The chancellor is known by some around Westminster as “box office Phil”, an ironic nickname for a politician who favours caution and prudence over showmanship and headline-grabbing pyrotechnics. So this should be Philip Hammond’s sort of Budget.
The government is sticking with its aim of plugging the deficit and balancing the books. Although borrowing has fallen to its lowest level in a decade, the expected slowdown in productivity growth is likely to push future borrowing numbers back up, shrinking Mr Hammond’s room to spend.
Add in the economic uncertainty around Brexit, and Mr Hammond might be tempted to play safe and avoid any drama.
There are political reasons for caution too. The Tories have a precarious working majority in the Commons with the help of the DUP, which means any remotely controversial votes on tax rises or spending cuts could easily be lost.
Mr Hammond has already been burned from fumbling a Budget measure, when he had to scrap plans to raise National Insurance contributions for the self-employed within a week of announcing the policy in March.
The chancellor does not revel in the political chess games enjoyed by his predecessor, George Osborne, who delighted in trying to outfox his opponents with a mischievous surprise. Not always successfully.
Philip Hammond definitely does not need his own “omnishambles” Budget this week, and nor does the government.
Badly wounded by the botched general election in June, hit by the departure of two cabinet ministers in a month, divided on Brexit, for the Tories this is a Budget that must not backfire.
Ironically, it was June’s election that kept Philip Hammond in his job.
Hardly allowed out in public during the campaign, he was widely expected to be chopped after the expected victory – an impression Theresa May did nothing to dispel at a joint press conference with her chancellor in May.
Tensions between Number 10 and Number 11 were clear and the source of the agro was of course Brexit. A supporter of Remain during the referendum, Mr Hammond has found himself battling the Brexiteers in the cabinet.
He wants a two-year post-Brexit transition deal agreed with the EU as soon as possible to stop businesses moving out.
He is resisting calls to set aside billions of pounds now for a no-deal scenario. Mr Hammond wants to protect financial services as much as possible.
In October, the former Tory Chancellor Lord Lawson accused Mr Hammond of acting in a way that was “close to sabotage”, because of his Brexit negativity, and urged Theresa May to sack him.
But the prime minister, an Oxford university contemporary of her chancellor, shows no sign of wanting to move him.
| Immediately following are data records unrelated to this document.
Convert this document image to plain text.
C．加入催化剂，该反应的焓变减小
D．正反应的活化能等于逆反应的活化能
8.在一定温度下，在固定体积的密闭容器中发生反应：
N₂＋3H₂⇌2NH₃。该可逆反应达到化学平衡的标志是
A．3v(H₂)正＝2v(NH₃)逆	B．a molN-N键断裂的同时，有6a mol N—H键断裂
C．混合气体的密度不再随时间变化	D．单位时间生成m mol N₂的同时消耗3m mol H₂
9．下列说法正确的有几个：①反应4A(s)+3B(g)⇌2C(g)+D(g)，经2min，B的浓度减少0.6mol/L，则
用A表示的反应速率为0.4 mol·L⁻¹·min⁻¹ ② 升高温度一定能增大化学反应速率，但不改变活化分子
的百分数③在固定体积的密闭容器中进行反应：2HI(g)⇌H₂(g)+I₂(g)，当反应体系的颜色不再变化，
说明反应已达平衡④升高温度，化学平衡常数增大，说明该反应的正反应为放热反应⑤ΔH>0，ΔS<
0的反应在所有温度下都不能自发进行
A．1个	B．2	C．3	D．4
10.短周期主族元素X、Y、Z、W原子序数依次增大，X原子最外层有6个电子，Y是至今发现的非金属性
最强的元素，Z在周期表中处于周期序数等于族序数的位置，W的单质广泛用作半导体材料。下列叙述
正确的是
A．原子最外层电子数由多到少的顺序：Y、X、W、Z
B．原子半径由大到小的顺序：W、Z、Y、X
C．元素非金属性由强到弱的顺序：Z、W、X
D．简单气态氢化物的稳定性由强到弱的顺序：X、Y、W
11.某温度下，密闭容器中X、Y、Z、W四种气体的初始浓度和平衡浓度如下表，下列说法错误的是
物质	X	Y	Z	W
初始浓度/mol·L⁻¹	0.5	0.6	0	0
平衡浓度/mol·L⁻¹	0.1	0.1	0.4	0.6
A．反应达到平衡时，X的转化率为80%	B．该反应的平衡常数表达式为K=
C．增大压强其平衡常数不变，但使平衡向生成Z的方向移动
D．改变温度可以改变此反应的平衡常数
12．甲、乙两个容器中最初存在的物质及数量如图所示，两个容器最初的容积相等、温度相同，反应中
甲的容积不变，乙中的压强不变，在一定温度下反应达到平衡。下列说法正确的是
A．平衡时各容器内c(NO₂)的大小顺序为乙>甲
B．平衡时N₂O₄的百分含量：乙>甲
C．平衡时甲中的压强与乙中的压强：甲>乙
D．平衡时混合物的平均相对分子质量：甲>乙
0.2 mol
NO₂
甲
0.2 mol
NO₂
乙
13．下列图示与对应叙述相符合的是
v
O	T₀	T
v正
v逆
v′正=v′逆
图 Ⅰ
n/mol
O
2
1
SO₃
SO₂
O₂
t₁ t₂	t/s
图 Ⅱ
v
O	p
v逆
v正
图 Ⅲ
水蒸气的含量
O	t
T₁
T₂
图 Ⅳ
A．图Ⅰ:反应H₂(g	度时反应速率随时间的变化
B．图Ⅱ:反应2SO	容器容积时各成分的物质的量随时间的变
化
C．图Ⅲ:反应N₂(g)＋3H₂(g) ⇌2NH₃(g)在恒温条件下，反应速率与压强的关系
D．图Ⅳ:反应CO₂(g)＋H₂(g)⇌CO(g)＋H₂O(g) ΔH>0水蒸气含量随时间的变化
Former Chancellors can also be dangerous to a prime minister. Theresa May might recall the resignation speech of Geoffrey Howe in 1990 after he quit as Deputy Prime Minister, following a political career spent at the Treasury and the Foreign Office.
If you haven’t seen it, his quietly deadly resignation speech is worth a few minutes of your time.
So considering the constraints, what are Tory MPs hoping for from Wednesday’s budget?
“Nobody is expecting much,” one veteran of the Conservative back benches told me. While no fan of Philip Hammond, “we don’t want a bloodbath”, they said.
“We don’t want him to screw it up,” said another senior Tory, who is hoping for a sunnier message from the sometimes doleful Chancellor.
The Tory MP Nigel Evans also says he wants a bit of cheer from Mr Hammond.
“If he comes to the despatch box and starts hand-wringing, and saying, ‘We’ve got no money,’ but at the same time we know they are prepared to up the amount of money they don’t necessarily have to give the EU, then we’ll all think, ‘What the heck’s going on?'”
The consistent view among Leave-supporting Tories is that they want him to sound upbeat about the possibilities of Brexit.
But the chancellor has strong admirers on the Tory benches too, relieved he is in the Treasury’s driving seat while the government argues about the final destination of Brexit.
The MP for Chelmsford, Vicky Ford, is a fan. “I want a chancellor who’s as boring as anything, but really understands the numbers and the finances. I think Philip Hammond’s been doing an incredibly good, detailed analysis and that’s exactly what we need at this time.”
Tory MPs agree it is a very difficult Budget for Philip Hammond to pitch. It needs to try to prove the government has a purpose other than Brexit, while having very little cash to splash. Maybe the chancellor will surprise us.
The former schoolboy disco entrepreneur turned wealthy businessman took career risks long before he entered politics. But Wednesday will be one of his toughest challenges yet.